January 2nd, 2015 by Thomas, M. A., Buelow, B. J., Nevins, A. M., Jones, S. E., Peterson, F. C., Gundry, R. L., Grayson, M. H., Volkman, B. F.

CCL28 is a human chemokine constitutively expressed by epithelial cells in diverse mucosal tissues and is known to attract a variety of immune cell types including T-cell subsets and eosinophils. Elevated levels of CCL28 have been found in the airways of individuals with asthma, and previous studies have indicated that CCL28 plays a vital role in the acute development of post-viral asthma. Our study builds on this demonstrating that CCL28 is also important in the chronic post-viral asthma phenotype. In the absence of a viral infection, we also demonstrate that CCL28 is both necessary and sufficient for induction of asthma pathology.

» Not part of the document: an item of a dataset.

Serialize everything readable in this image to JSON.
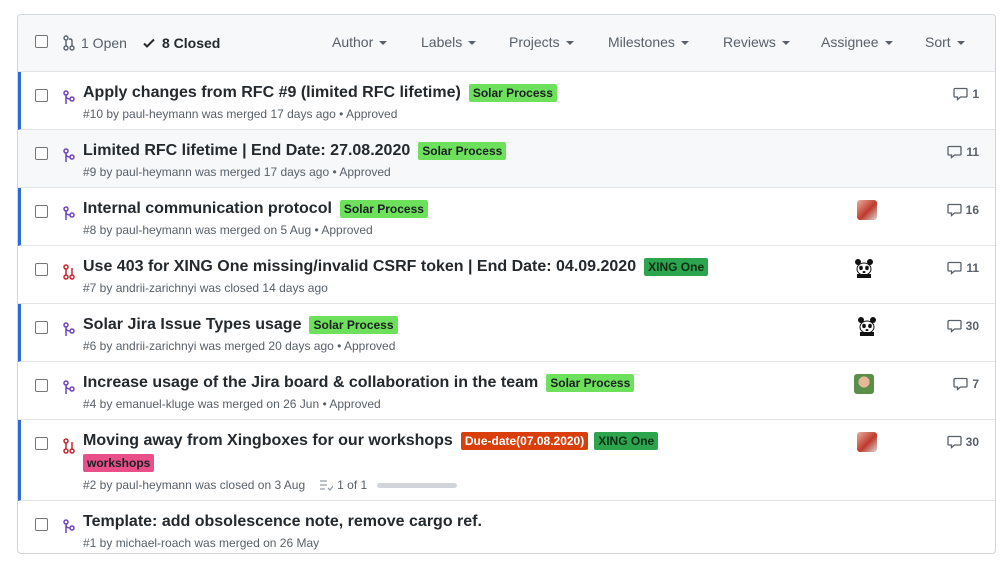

Additionally, we present the first effort aimed at elucidating the structural features of CCL28. Chemokines are defined by a conserved tertiary structure comprised of a three-stranded β-sheet and a C-terminal α-helix constrained by two disulfide bonds. In addition to the four disulfide bond-forming cysteine residues that define the traditional chemokine fold, CCL28 possesses two additional cysteine residues that form a third disulfide bond. If all disulfide bonds are disrupted, recombinant human CCL28 is no longer able to drive mouse CD4+ T-cell chemotaxis or in vivo airway hyper-reactivity indicating that the conserved chemokine fold is necessary for its biologic activity. Due to the intimate relationship between CCL28 and asthma pathology, it is clear that CCL28 presents a novel target for the development of alternative asthma therapeutics.